Krispy Kreme, formerly the King of cheap publicity, is not so “HOT NOW.”

The doughnut franchise posted incredible growth as it went public in 2000. It was a darling of the Motley Fool guys, and investors just couldn’t resist the slow march out of the South.

Neither could television stations. I was still in the news business then, and Krispy Kreme had a knack for making grand openings in new cities an “event.” Every station that could go live in the early mornings did, just to be a part of those mad lines for the first Krispy Kremes to roll off the racks.
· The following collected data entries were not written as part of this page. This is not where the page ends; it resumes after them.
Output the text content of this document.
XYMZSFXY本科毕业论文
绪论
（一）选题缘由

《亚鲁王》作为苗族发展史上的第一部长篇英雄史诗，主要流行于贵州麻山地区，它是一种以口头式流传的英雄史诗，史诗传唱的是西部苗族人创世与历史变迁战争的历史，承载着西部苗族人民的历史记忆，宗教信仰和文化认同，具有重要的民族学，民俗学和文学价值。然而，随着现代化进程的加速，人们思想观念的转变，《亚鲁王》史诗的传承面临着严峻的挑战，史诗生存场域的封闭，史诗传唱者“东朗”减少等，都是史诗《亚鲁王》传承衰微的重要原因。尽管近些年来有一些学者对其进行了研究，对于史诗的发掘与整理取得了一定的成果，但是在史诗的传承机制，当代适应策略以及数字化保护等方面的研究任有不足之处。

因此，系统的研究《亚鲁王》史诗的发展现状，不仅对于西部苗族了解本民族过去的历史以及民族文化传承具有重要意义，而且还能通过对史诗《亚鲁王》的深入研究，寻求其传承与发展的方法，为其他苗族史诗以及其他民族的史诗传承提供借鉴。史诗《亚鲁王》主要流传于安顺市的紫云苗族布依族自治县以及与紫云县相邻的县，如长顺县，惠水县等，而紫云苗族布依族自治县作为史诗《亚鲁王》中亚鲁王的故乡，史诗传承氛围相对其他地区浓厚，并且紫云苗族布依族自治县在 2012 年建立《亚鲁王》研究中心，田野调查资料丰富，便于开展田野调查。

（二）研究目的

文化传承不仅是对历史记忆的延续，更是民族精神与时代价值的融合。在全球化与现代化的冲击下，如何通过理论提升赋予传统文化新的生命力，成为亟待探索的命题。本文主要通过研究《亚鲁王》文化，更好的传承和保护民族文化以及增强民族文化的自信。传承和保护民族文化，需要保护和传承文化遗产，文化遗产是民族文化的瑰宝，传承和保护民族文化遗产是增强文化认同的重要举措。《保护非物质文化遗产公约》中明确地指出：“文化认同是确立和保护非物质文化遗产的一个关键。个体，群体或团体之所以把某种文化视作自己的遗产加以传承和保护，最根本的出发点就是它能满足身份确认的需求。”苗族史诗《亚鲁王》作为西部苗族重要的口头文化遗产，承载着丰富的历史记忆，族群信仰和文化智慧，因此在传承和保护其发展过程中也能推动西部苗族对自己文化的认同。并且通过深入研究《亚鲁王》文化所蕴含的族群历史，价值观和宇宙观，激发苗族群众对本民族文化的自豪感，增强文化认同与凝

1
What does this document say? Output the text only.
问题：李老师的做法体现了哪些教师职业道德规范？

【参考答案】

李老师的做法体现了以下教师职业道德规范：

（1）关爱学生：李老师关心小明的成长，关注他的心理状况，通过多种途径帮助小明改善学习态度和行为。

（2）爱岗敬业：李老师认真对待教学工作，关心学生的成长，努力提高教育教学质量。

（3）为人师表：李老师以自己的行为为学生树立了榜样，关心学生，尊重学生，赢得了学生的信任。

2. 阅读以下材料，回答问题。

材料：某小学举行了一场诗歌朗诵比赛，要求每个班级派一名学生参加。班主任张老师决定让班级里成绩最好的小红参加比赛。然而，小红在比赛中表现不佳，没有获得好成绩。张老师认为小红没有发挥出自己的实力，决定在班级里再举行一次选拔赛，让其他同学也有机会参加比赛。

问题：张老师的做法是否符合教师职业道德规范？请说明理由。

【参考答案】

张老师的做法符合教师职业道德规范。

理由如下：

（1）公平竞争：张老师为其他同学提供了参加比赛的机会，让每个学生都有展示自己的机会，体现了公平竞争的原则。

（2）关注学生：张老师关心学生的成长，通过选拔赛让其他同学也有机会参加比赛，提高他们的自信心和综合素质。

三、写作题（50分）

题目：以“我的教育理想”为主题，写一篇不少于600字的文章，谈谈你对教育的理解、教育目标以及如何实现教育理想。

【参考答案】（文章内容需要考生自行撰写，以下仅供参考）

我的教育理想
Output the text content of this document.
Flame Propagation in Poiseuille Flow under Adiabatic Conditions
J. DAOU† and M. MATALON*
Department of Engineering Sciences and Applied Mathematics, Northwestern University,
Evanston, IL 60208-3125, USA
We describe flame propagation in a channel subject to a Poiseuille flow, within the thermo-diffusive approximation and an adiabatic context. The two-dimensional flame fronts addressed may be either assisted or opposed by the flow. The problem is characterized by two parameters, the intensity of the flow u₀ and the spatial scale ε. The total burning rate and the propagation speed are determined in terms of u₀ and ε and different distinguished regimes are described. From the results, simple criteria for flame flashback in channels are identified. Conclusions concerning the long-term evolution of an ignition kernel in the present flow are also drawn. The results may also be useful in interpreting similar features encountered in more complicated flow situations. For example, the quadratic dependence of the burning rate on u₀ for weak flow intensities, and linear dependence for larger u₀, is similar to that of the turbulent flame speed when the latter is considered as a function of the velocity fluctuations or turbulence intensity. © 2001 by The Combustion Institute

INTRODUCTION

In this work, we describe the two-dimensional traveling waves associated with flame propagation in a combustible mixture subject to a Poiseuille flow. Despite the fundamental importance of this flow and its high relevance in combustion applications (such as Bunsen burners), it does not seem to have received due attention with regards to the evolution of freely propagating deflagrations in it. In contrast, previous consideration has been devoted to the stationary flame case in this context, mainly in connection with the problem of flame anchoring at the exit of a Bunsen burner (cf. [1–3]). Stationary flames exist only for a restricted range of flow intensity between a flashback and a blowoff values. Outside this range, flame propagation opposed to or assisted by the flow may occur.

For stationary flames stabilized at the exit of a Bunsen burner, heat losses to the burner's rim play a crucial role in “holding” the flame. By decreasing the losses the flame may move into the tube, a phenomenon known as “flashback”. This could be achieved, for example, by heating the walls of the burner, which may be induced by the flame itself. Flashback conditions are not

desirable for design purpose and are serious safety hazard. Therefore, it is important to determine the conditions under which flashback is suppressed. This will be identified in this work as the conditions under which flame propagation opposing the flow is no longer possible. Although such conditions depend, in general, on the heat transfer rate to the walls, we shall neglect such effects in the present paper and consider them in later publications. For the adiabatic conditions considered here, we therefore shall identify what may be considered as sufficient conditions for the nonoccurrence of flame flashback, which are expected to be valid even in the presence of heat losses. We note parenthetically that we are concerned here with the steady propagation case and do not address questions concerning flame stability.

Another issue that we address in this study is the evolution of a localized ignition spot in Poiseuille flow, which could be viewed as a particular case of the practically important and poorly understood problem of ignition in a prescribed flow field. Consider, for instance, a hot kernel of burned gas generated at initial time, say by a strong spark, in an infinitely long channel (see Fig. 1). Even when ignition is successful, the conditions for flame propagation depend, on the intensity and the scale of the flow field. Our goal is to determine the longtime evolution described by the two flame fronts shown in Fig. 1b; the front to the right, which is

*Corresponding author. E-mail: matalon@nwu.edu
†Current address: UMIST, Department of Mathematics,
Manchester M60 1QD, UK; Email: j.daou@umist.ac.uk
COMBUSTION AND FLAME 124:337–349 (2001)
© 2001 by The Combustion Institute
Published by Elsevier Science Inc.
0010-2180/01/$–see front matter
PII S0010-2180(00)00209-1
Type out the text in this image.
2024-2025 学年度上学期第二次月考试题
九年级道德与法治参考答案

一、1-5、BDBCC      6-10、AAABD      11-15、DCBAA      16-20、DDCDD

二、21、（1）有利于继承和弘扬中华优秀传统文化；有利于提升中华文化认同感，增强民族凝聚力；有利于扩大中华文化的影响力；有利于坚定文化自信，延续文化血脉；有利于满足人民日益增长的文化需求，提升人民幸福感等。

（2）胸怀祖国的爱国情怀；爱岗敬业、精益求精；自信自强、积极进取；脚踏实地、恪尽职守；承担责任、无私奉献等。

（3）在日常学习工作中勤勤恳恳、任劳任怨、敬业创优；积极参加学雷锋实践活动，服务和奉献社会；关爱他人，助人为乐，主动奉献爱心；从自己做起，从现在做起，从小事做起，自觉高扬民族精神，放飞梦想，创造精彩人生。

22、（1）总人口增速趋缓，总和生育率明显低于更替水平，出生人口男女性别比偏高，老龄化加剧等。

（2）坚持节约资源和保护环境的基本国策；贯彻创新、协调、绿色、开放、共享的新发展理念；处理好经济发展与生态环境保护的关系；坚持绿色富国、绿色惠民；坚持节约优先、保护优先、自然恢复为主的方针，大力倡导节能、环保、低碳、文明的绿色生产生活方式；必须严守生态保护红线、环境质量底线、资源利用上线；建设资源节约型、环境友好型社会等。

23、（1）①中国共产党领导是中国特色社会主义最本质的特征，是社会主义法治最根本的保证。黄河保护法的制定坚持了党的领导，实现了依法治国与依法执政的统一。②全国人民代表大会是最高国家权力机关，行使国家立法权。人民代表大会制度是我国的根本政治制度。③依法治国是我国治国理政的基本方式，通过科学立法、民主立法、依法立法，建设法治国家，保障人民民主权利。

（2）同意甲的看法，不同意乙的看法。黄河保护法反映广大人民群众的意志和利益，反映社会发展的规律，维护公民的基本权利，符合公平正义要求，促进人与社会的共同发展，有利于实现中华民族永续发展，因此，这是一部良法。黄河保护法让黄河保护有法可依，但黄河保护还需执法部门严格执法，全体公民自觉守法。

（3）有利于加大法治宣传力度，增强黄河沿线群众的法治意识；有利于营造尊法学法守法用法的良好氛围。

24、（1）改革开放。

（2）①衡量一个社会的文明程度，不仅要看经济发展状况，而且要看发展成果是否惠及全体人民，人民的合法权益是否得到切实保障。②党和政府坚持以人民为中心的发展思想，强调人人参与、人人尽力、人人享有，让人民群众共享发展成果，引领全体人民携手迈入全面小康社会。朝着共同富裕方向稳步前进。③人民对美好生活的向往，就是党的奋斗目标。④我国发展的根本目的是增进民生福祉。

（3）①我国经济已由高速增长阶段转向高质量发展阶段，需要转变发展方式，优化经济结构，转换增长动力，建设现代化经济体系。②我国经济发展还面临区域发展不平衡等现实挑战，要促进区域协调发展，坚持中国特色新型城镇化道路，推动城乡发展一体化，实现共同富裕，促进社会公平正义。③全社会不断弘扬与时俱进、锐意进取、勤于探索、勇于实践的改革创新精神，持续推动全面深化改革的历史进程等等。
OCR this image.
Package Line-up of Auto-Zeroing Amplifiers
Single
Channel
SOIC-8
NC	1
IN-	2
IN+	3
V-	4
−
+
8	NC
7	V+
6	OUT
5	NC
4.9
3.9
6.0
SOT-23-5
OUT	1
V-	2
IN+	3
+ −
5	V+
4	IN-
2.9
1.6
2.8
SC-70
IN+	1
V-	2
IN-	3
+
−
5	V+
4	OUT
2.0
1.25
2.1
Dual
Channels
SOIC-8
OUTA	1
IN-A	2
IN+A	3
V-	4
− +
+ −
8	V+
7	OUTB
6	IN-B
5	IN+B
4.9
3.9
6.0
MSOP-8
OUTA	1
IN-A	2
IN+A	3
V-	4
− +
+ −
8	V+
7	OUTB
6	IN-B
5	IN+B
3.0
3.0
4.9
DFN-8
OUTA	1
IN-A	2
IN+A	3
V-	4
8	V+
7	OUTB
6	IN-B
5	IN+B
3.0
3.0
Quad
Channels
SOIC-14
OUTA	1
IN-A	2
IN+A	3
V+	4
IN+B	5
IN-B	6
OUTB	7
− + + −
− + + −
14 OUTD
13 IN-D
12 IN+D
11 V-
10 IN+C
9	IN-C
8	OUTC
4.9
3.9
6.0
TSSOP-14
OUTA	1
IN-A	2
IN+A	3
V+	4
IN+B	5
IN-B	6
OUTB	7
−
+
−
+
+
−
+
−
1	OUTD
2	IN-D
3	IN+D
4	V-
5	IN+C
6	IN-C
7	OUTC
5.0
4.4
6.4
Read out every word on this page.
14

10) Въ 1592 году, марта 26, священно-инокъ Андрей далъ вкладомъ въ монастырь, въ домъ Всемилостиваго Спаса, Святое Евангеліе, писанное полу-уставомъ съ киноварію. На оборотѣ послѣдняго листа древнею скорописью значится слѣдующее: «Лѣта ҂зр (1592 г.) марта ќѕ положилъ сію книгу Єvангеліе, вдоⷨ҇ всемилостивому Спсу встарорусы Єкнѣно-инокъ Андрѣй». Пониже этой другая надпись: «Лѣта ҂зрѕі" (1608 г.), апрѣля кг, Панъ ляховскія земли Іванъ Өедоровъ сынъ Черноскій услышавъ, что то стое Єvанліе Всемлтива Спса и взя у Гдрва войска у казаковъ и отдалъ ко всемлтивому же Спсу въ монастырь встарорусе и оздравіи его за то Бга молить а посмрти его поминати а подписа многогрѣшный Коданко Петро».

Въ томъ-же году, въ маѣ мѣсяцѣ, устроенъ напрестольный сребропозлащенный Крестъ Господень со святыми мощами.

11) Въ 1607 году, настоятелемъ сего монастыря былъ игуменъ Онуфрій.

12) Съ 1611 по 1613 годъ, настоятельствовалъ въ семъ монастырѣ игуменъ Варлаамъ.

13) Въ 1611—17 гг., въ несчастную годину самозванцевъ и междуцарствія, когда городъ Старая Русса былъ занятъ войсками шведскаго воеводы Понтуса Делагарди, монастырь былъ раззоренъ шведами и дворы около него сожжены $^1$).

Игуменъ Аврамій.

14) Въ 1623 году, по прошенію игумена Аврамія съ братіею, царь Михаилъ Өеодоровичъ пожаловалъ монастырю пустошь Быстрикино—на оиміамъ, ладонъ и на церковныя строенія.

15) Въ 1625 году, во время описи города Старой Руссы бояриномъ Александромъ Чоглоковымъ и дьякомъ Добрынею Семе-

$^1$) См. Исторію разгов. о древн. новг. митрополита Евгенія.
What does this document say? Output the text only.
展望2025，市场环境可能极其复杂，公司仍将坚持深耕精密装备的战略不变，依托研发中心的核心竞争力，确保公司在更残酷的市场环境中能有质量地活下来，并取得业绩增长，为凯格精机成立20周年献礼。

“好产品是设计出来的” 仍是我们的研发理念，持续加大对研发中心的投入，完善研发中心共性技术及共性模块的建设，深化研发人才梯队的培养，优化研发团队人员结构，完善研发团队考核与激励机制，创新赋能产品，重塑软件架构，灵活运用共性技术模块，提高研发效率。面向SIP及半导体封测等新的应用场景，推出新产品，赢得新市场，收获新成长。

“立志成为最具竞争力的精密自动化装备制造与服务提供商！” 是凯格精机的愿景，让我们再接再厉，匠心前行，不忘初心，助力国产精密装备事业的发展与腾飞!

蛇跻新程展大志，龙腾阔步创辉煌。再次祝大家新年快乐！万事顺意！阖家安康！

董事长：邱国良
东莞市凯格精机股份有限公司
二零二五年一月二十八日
How the mighty have fallen… as Krispy Kreme is struggling to avoid bankruptcy. Stephen Cooper (the post-fraud Enron guy) is doing the restructuring, and now he’s got another hurdle. Some franchises are going to court to keep the doughnut mix and supplies rolling in — even though they can’t pay for them. Franchisees with restructuring plans of their own allege they can’t meet other obligations if they pay Krispy Kreme. (They also allege that Krispy Kreme has overcharged them over the years, keeping the filings from being tossed out of court.)

Some place the blame on accounting idiocy, others on growing too fast. Me? I think Krispy Kreme got KO’ed by Karb Konsciousness.

In any respect, the company’s growth was built NOT around memorable advertising, but instead around good PR. Alas, rebuilding will not be. You’re only new once, and it’s becoming more difficult to sell questionable nutrition. I’ll bet you dollars to doughnuts that turning doughnuts to dollars won’t be the sweet proposition it once was.